O Porto, há dias, parecia ter voltado aos tempos da capital cultural (2001) ou descobrir uma vocação de cidade das artes, ou pelo menos um programa para o verão. Dalí, Gerardo Rueda e François Dufrêne (para escolher o nome mais conhecido do Museu de Serralves) disputam lugares bem visíveis no espaço urbano, em grandes painéis publicitários e nos habituais cartazes de Serralves.
Dali está no Palácio do Freixo, aberto ao público depois de restaurado e antes de se oferecer à hotelaria (pode ser um bom matrimónio, já que há imenso património sub-utilizado ou em ruínas - questão a discutir pela população do Porto - ver p. ex. art&manha , blog que acabei de descobrir).

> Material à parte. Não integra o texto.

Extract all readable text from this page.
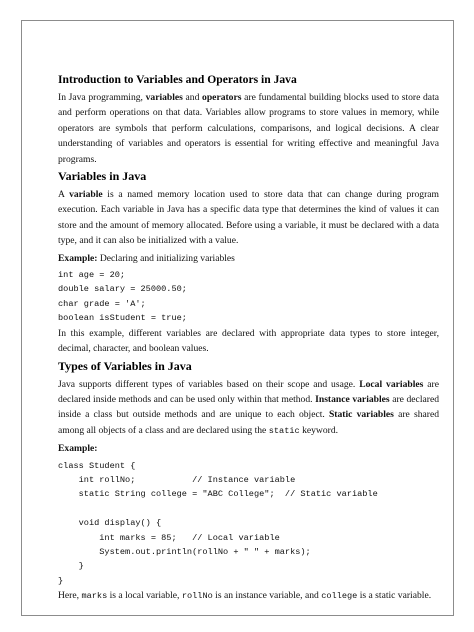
Introduction to Variables and Operators in Java

In Java programming, variables and operators are fundamental building blocks used to store data and perform operations on that data. Variables allow programs to store values in memory, while operators are symbols that perform calculations, comparisons, and logical decisions. A clear understanding of variables and operators is essential for writing effective and meaningful Java programs.

Variables in Java

A variable is a named memory location used to store data that can change during program execution. Each variable in Java has a specific data type that determines the kind of values it can store and the amount of memory allocated. Before using a variable, it must be declared with a data type, and it can also be initialized with a value.

Example: Declaring and initializing variables

int age = 20;
double salary = 25000.50;
char grade = 'A';
boolean isStudent = true;

In this example, different variables are declared with appropriate data types to store integer, decimal, character, and boolean values.

Types of Variables in Java

Java supports different types of variables based on their scope and usage. Local variables are declared inside methods and can be used only within that method. Instance variables are declared inside a class but outside methods and are unique to each object. Static variables are shared among all objects of a class and are declared using the static keyword.

Example:

class Student {
int rollNo;           // Instance variable
static String college = "ABC College";  // Static variable

void display() {
int marks = 85;   // Local variable
System.out.println(rollNo + " " + marks);
}
}

Here, marks is a local variable, rollNo is an instance variable, and college is a static variable.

O que se expõe, por iniciativa de uma Câmara que sabe qual é a cultura que lhe serve, são "285 obras" (originais certificados, garante-se), em geral papéis e pequenas esculturas decorativas de produção muito tardia, que constituem a parte já mais degradada da sua produção comercial (autêntica ou não, não importa nada).
Dalí é um caso extremo de degenerescência e oportunismo que foi ganhando alguma "respeitabilidade" em meios cultivados só porque o mundo artístico foi prescindindo de juízos críticos, em nome de um "vale tudo" em que o único critério é a visibilidade mediática. Os horários (até 4 de Nov.) prolongam-se para as 22h e 24 horas, a entrada é cara (4 €, 2 para cartão CGD) e o público parece ser muito.
Gerardo Rueda, 1926-96, é um discreto artista espanhol (também - e a iniciativa, assumida pela Universidade, é igualmente patrocinado pela CGD, que já não se contém nos espaços dados à Culturgest, sem chegar ainda às alturas da sua prestação em Madrid, onde patrocina a exposição de Van Gogh no Museu Thyssen! - ver aqui ). É apresentado até 15 Set. pelo IVAM de Valência (o IVAM de Consuelo Ciscar, já não de Kosme de Barañano, Vicente Todolí e Tomás Llorens - mas o mesmo IVAM que trouxe pela primeira vez à Europa a grande pintora norte-americana Elisabeth Murray, agora falecida...).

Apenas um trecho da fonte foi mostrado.